Чувства и вещи - страница 30



– Не отдам.

А в ворохе бумаг была, – я уже видел ее, – та, в которой он завещал похоронить себя не в Москве, а в Чайковском, поближе к картинной галерее…

Уходя от Жигалко, я мучился двумя сомнениями: первое касалось истории его уникальной коллекции (как удалось собрать четыре тысячи ценных полотен?!), второе же сомнение имело отношение к мотивам (самым потаенным) передачи этой галереи городу. Мелькавшие в местных газетах слова «щедрость», «зов сердца», «патриотический шаг», более или менее точно характеризуя социальную или нравственную суть действия, не объясняли его истоков.

Идя к нему второй раз, я понимал, что, вероятно, он опять будет весьма немногословен, и решал поэтому, чем бы мне сегодня заняться в его доме: стенами (то есть картинами) или столом (то есть документами, статьями, вырезками из газет и так далее). Разумеется, ни стол, ни стены сами по себе не могли ответить на мои вопросы-сомнения, но, несомненно, содержали подсказки к постижению его характера и его судьбы, а ведь постигнуть судьбу и характер этого человека и означало бы разобраться в истории его коллекции и в истории его дара…

И тут я подумал о семейном фотоальбоме, мне захотелось увидеть его не восьмидесятишестилетнего, нахохлившегося, молчащего с загадочно-ироничным лицом, а мальчишкой на излете уже ставшего баснословным XIX века, юношей на заре XX, студентом, инженером-путейцем (я, разумеется, был уже достаточно хорошо осведомлен о вехах его жизни). Мне захотелось увидеть его студийцем, учеником большого художника Архипова, увидеть художником, исследующим натуру, и фанатическим коллекционером. Мне захотелось увидеть девочку, его дочь, которая стала потом искусствоведом, увидеть (именно увидеть!) то давнее, полулегендарное, из чего состояла его жизнь, из чего состоит жизнь любого старого человека.

Жигалко ничуть не удивился моему желанию познакомиться с семейным фотоальбомом, будто ожидал даже, что я попрошу его сегодня именно об этом. С поразившей меня легкостью он наклонился и достал из нижнего отделения шкафа что-то музейно-тяжкое, будто кованое, живописное, бережно поднял темную крышку…

Сегодня мы фотографируемся чисто утилитарно: на удостоверения, в «личное дело» или – самый душевный повод – для холодновато-шутливого послания товарищу юношеских лет, с которым за изобилием неотложных дел не виделись последние четверть века ни разу. Ушли из быта фотоальбомы, которые рассматривались любовно по вечерам, – они помогали что-то опять пережить, оживить, понять или искупить, – ушли из быта те самые альбомы, которыми иногда развлекали гостей, но чаще утоляли неосознанную жажду наивного самопознания.

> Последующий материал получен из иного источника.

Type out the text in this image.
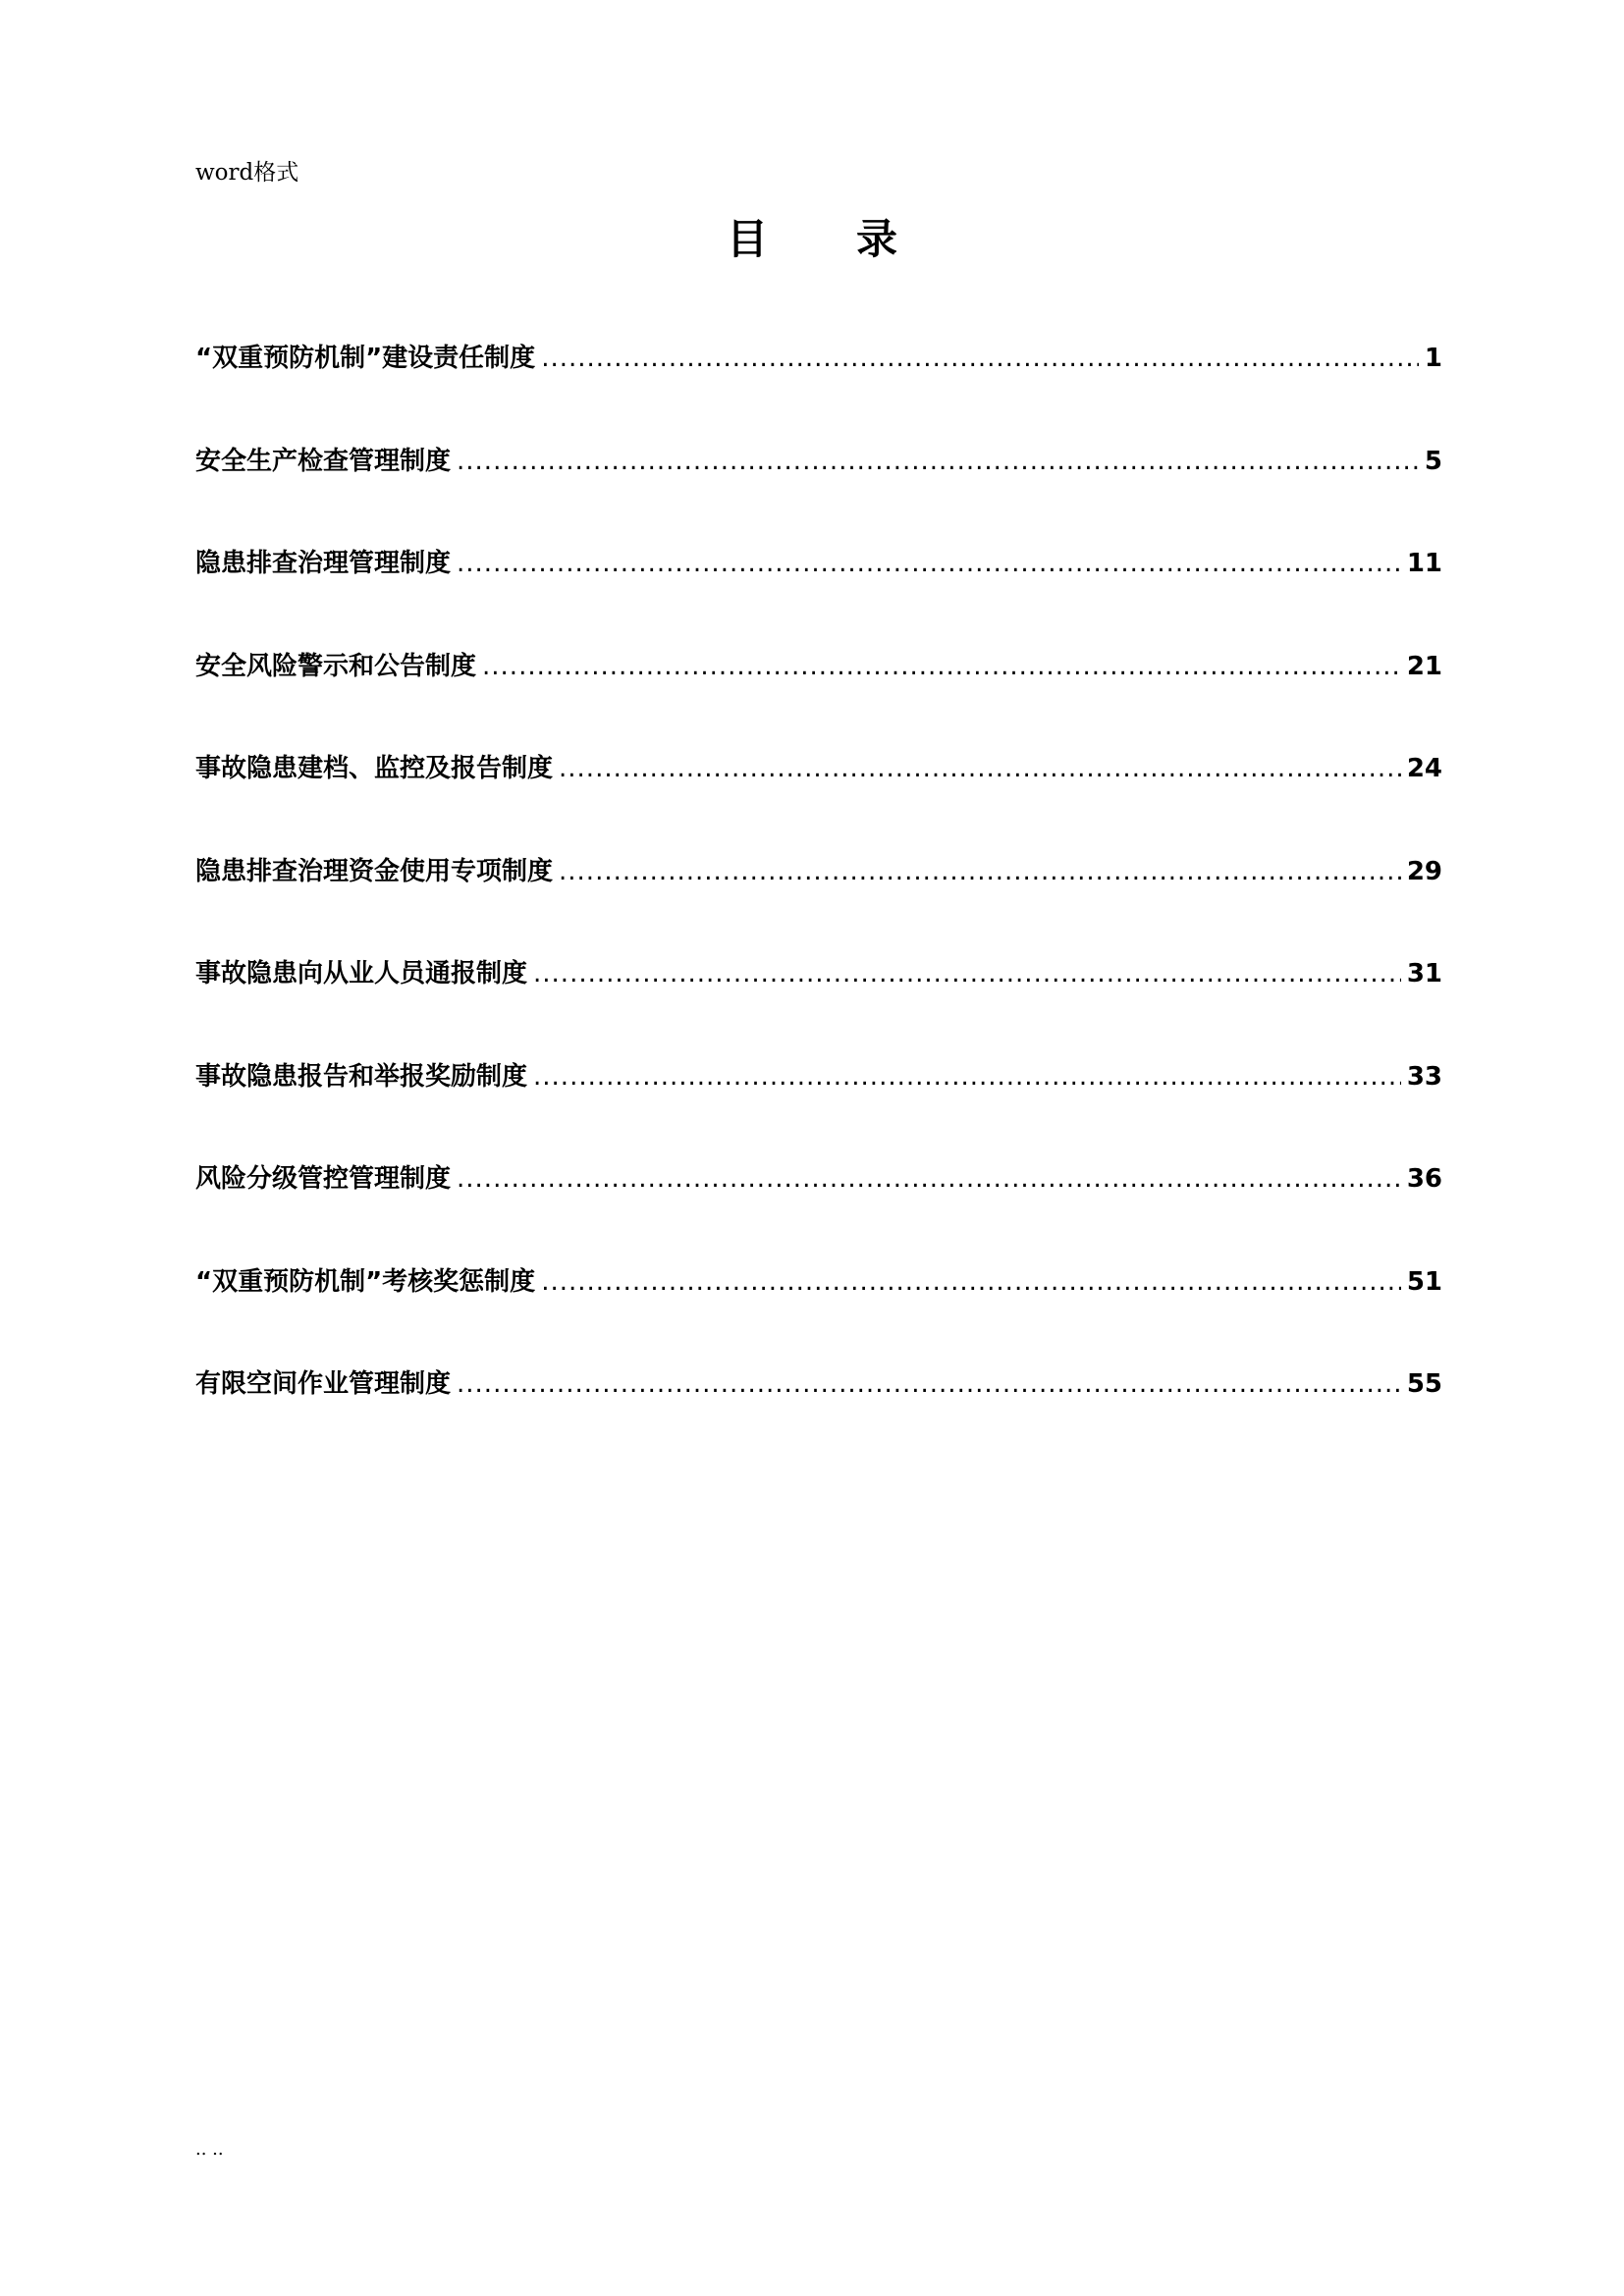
word格式
目录
“双重预防机制”建设责任制度 .....	1
安全生产检查管理制度 .....	5
隐患排查治理管理制度 .....	11
安全风险警示和公告制度 .....	21
事故隐患建档、监控及报告制度 .....	24
隐患排查治理资金使用专项制度 .....	29
事故隐患向从业人员通报制度 .....	31
事故隐患报告和举报奖励制度 .....	33
风险分级管控管理制度 .....	36
“双重预防机制”考核奖惩制度 .....	51
有限空间作业管理制度 .....	55
.. ..
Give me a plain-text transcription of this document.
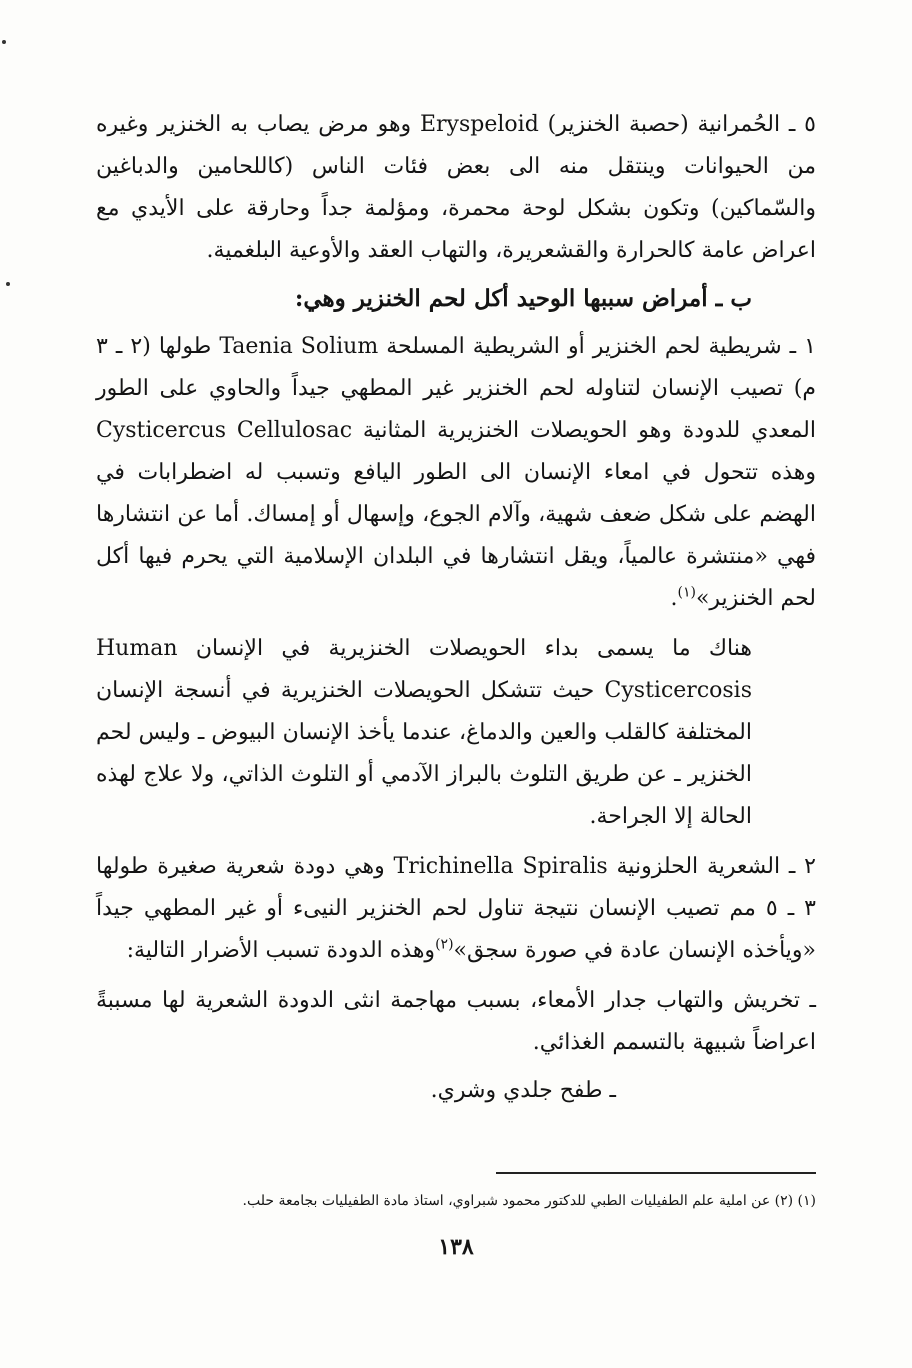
٥ ـ الحُمرانية (حصبة الخنزير) Eryspeloid وهو مرض يصاب به الخنزير وغيره من الحيوانات وينتقل منه الى بعض فئات الناس (كاللحامين والدباغين والسّماكين) وتكون بشكل لوحة محمرة، ومؤلمة جداً وحارقة على الأيدي مع اعراض عامة كالحرارة والقشعريرة، والتهاب العقد والأوعية البلغمية.

ب ـ أمراض سببها الوحيد أكل لحم الخنزير وهي:

١ ـ شريطية لحم الخنزير أو الشريطية المسلحة Taenia Solium طولها (٢ ـ ٣ م) تصيب الإنسان لتناوله لحم الخنزير غير المطهي جيداً والحاوي على الطور المعدي للدودة وهو الحويصلات الخنزيرية المثانية Cysticercus Cellulosac وهذه تتحول في امعاء الإنسان الى الطور اليافع وتسبب له اضطرابات في الهضم على شكل ضعف شهية، وآلام الجوع، وإسهال أو إمساك. أما عن انتشارها فهي «منتشرة عالمياً، ويقل انتشارها في البلدان الإسلامية التي يحرم فيها أكل لحم الخنزير»$^{(١)}$.

هناك ما يسمى بداء الحويصلات الخنزيرية في الإنسان Human Cysticercosis حيث تتشكل الحويصلات الخنزيرية في أنسجة الإنسان المختلفة كالقلب والعين والدماغ، عندما يأخذ الإنسان البيوض ـ وليس لحم الخنزير ـ عن طريق التلوث بالبراز الآدمي أو التلوث الذاتي، ولا علاج لهذه الحالة إلا الجراحة.

٢ ـ الشعرية الحلزونية Trichinella Spiralis وهي دودة شعرية صغيرة طولها ٣ ـ ٥ مم تصيب الإنسان نتيجة تناول لحم الخنزير النيىء أو غير المطهي جيداً «ويأخذه الإنسان عادة في صورة سجق»$^{(٢)}$وهذه الدودة تسبب الأضرار التالية:

ـ تخريش والتهاب جدار الأمعاء، بسبب مهاجمة انثى الدودة الشعرية لها مسببةً اعراضاً شبيهة بالتسمم الغذائي.

ـ طفح جلدي وشري.

(١) (٢) عن املية علم الطفيليات الطبي للدكتور محمود شبراوي، استاذ مادة الطفيليات بجامعة حلب.
١٣٨
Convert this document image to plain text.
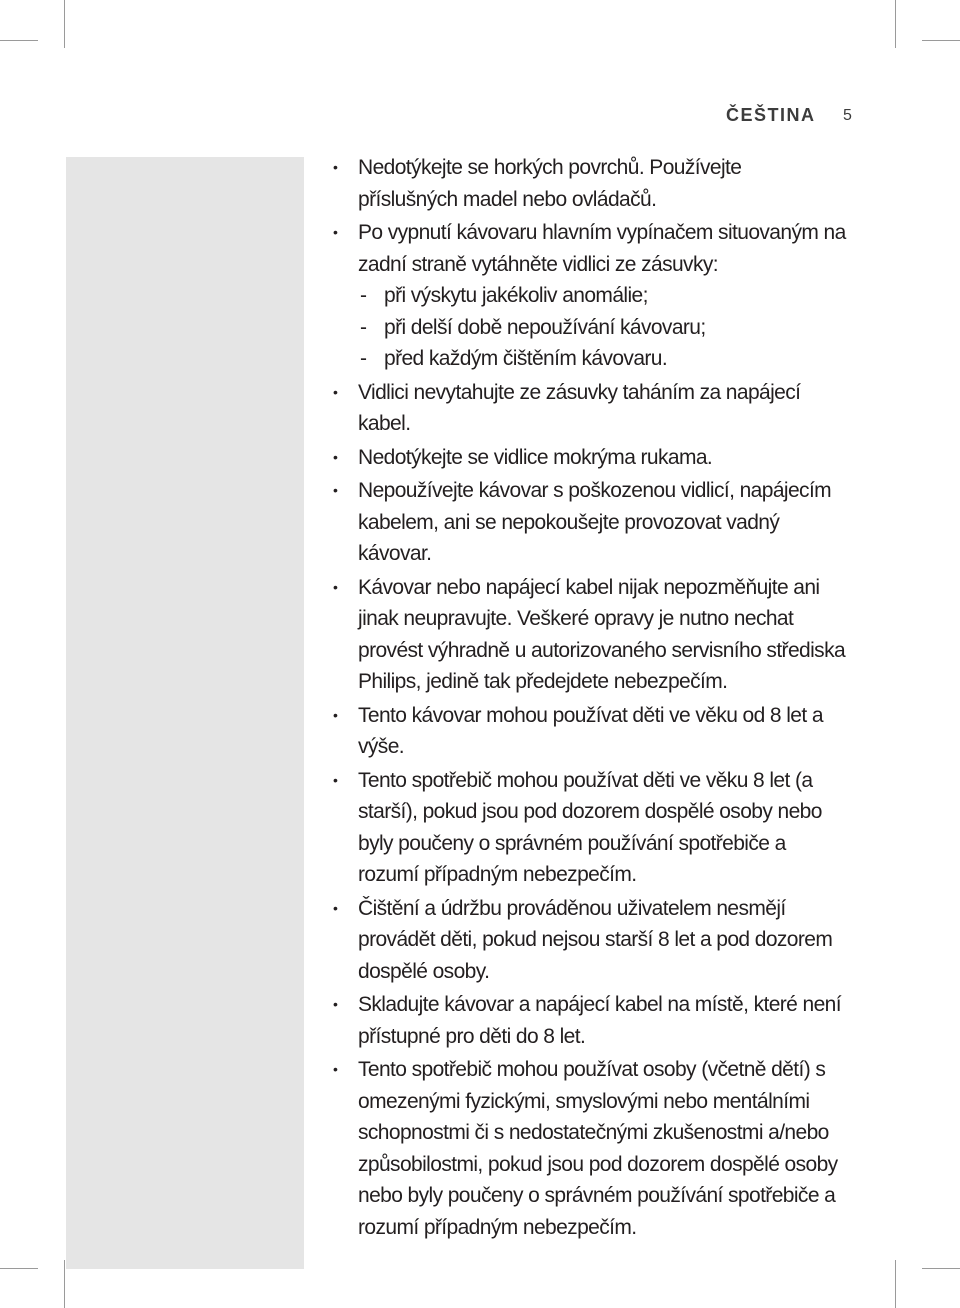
ČEŠTINA 5
• Nedotýkejte se horkých povrchů. Používejte příslušných madel nebo ovládačů.
• Po vypnutí kávovaru hlavním vypínačem situovaným na zadní straně vytáhněte vidlici ze zásuvky:
- při výskytu jakékoliv anomálie;
- při delší době nepoužívání kávovaru;
- před každým čištěním kávovaru.
• Vidlici nevytahujte ze zásuvky taháním za napájecí kabel.
• Nedotýkejte se vidlice mokrýma rukama.
• Nepoužívejte kávovar s poškozenou vidlicí, napájecím kabelem, ani se nepokoušejte provozovat vadný kávovar.
• Kávovar nebo napájecí kabel nijak nepozměňujte ani jinak neupravujte. Veškeré opravy je nutno nechat provést výhradně u autorizovaného servisního střediska Philips, jedině tak předejdete nebezpečím.
• Tento kávovar mohou používat děti ve věku od 8 let a výše.
• Tento spotřebič mohou používat děti ve věku 8 let (a starší), pokud jsou pod dozorem dospělé osoby nebo byly poučeny o správném používání spotřebiče a rozumí případným nebezpečím.
• Čištění a údržbu prováděnou uživatelem nesmějí provádět děti, pokud nejsou starší 8 let a pod dozorem dospělé osoby.
• Skladujte kávovar a napájecí kabel na místě, které není přístupné pro děti do 8 let.
• Tento spotřebič mohou používat osoby (včetně dětí) s omezenými fyzickými, smyslovými nebo mentálními schopnostmi či s nedostatečnými zkušenostmi a/nebo způsobilostmi, pokud jsou pod dozorem dospělé osoby nebo byly poučeny o správném používání spotřebiče a rozumí případným nebezpečím.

Жигалко поднял темную крышку-переплет, и я увидел семью: большую, в бедной одежде, застывшую торжественно, с осознанием величия минуты. Мужчину с лицом рабочего-интеллигента, женщину, с почтительной радостью замершую перед фотообъективом, и, посреди малышей, тонкого, как лоза, мальчика в форме реального училища. Хотя внуки и бывают часто похожи в детстве на дедов, но сам человек настолько телесно перестраивается с десятилетиями, что в размытом потоком дней восьмидесятилетием лице обычно ничего не остается от изящной четкости отрочества. (Это поражало рисовавших автопортреты в течение долгой жизни художников, особенно, конечно, Рембрандта.) Я поднял голову и вздрогнул от открытия: тут время, несмотря на могучее усердие, ничего не размыло. Я опять наклонился к альбому и долго не закрывал первого листа, чувствуя, что и старик, и мальчик над моей головой поглощены узнаванием.